Exotica was played in lounges that evoked the feelings of what people imagined mid-century paradise would be that was psychedelic, jazzy, and contemporary for its time. Breaking the genre into the mainstream would be with Martin Denny with the album “Exotica” and what Augie Colon did would give the music something that was what people in foreign countries saw as sounds of Hawaii in the 8th album “Quiet Village: The Exotic Sounds of Martin Denny”. Exotica was really big in “Tiki Culture” and a sound that was so distinct would be from “Hawaii Tiki Culture” that would be ever growing during that time with many lounges and bars at the hotels would feature exotica. The differences were that there was an introduction of a vibraphone from Arthur Lyman to give it a tropical feel and the sounds from nature gave that unique ambience of a polynesian forest. It established what people would refer to as “Hawaiian Exotica” and that really is credited to Martin Denny, his band and especially Augie Colon for doing the sounds so well. People really couldn’t tell the difference, people to this day think the sounds are sound samples, but it really was just Augie Colon doing his thing. He would go on to push the boundaries of psychedelic exotica with his expansion of drums in his collection. 

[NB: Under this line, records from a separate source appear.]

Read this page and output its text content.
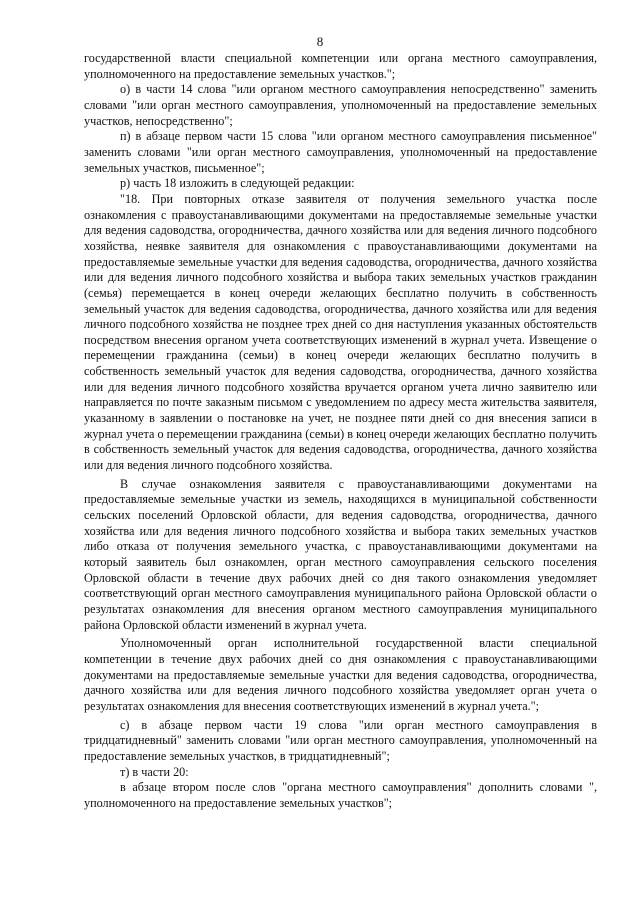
8

государственной власти специальной компетенции или органа местного самоуправления, уполномоченного на предоставление земельных участков.";

о) в части 14 слова "или органом местного самоуправления непосредственно" заменить словами "или орган местного самоуправления, уполномоченный на предоставление земельных участков, непосредственно";

п) в абзаце первом части 15 слова "или органом местного самоуправления письменное" заменить словами "или орган местного самоуправления, уполномоченный на предоставление земельных участков, письменное";

р) часть 18 изложить в следующей редакции:

"18. При повторных отказе заявителя от получения земельного участка после ознакомления с правоустанавливающими документами на предоставляемые земельные участки для ведения садоводства, огородничества, дачного хозяйства или для ведения личного подсобного хозяйства, неявке заявителя для ознакомления с правоустанавливающими документами на предоставляемые земельные участки для ведения садоводства, огородничества, дачного хозяйства или для ведения личного подсобного хозяйства и выбора таких земельных участков гражданин (семья) перемещается в конец очереди желающих бесплатно получить в собственность земельный участок для ведения садоводства, огородничества, дачного хозяйства или для ведения личного подсобного хозяйства не позднее трех дней со дня наступления указанных обстоятельств посредством внесения органом учета соответствующих изменений в журнал учета. Извещение о перемещении гражданина (семьи) в конец очереди желающих бесплатно получить в собственность земельный участок для ведения садоводства, огородничества, дачного хозяйства или для ведения личного подсобного хозяйства вручается органом учета лично заявителю или направляется по почте заказным письмом с уведомлением по адресу места жительства заявителя, указанному в заявлении о постановке на учет, не позднее пяти дней со дня внесения записи в журнал учета о перемещении гражданина (семьи) в конец очереди желающих бесплатно получить в собственность земельный участок для ведения садоводства, огородничества, дачного хозяйства или для ведения личного подсобного хозяйства.

В случае ознакомления заявителя с правоустанавливающими документами на предоставляемые земельные участки из земель, находящихся в муниципальной собственности сельских поселений Орловской области, для ведения садоводства, огородничества, дачного хозяйства или для ведения личного подсобного хозяйства и выбора таких земельных участков либо отказа от получения земельного участка, с правоустанавливающими документами на который заявитель был ознакомлен, орган местного самоуправления сельского поселения Орловской области в течение двух рабочих дней со дня такого ознакомления уведомляет соответствующий орган местного самоуправления муниципального района Орловской области о результатах ознакомления для внесения органом местного самоуправления муниципального района Орловской области изменений в журнал учета.

Уполномоченный орган исполнительной государственной власти специальной компетенции в течение двух рабочих дней со дня ознакомления с правоустанавливающими документами на предоставляемые земельные участки для ведения садоводства, огородничества, дачного хозяйства или для ведения личного подсобного хозяйства уведомляет орган учета о результатах ознакомления для внесения соответствующих изменений в журнал учета.";

с) в абзаце первом части 19 слова "или орган местного самоуправления в тридцатидневный" заменить словами "или орган местного самоуправления, уполномоченный на предоставление земельных участков, в тридцатидневный";

т) в части 20:

в абзаце втором после слов "органа местного самоуправления" дополнить словами ", уполномоченного на предоставление земельных участков";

In addition to his percussion work, Augie also went on to release his own solo albums. His percussion would be continued to be played by him and by many admirers of his Colon-Style of playing, so it isn’t something that happened by chance, but something that was continued to be perpetuated. With the drums he was so free feeling and he did respect his instruments and was open to hand it down to those who would want to pursue it and that would show people that hitting, clapping, tapping, and banging on things can tell a big story and bring people into the present instead of getting lost in the music the percussion let people know they were there. As the other parts of the song are played with the bass people start to get into it and the vibraphone is immersive while the percussion brings people back so people are going in and out and are engaged in their imagination and are still in the reality of things.

Hawaiian percussion would be another genre and there is a history between Hawaiian percussion, native rhythms, and native way of playing that would be assimilated in tiki world wide. I think mostly the verse of that drumming style is African for everyone and all the percussionists lead back there. If you research the roots. 

1970s, Augie Colon use to play at the Haleiwa Theater

The Colon Ohana would live on Molokai and he lived on Mauna Loa.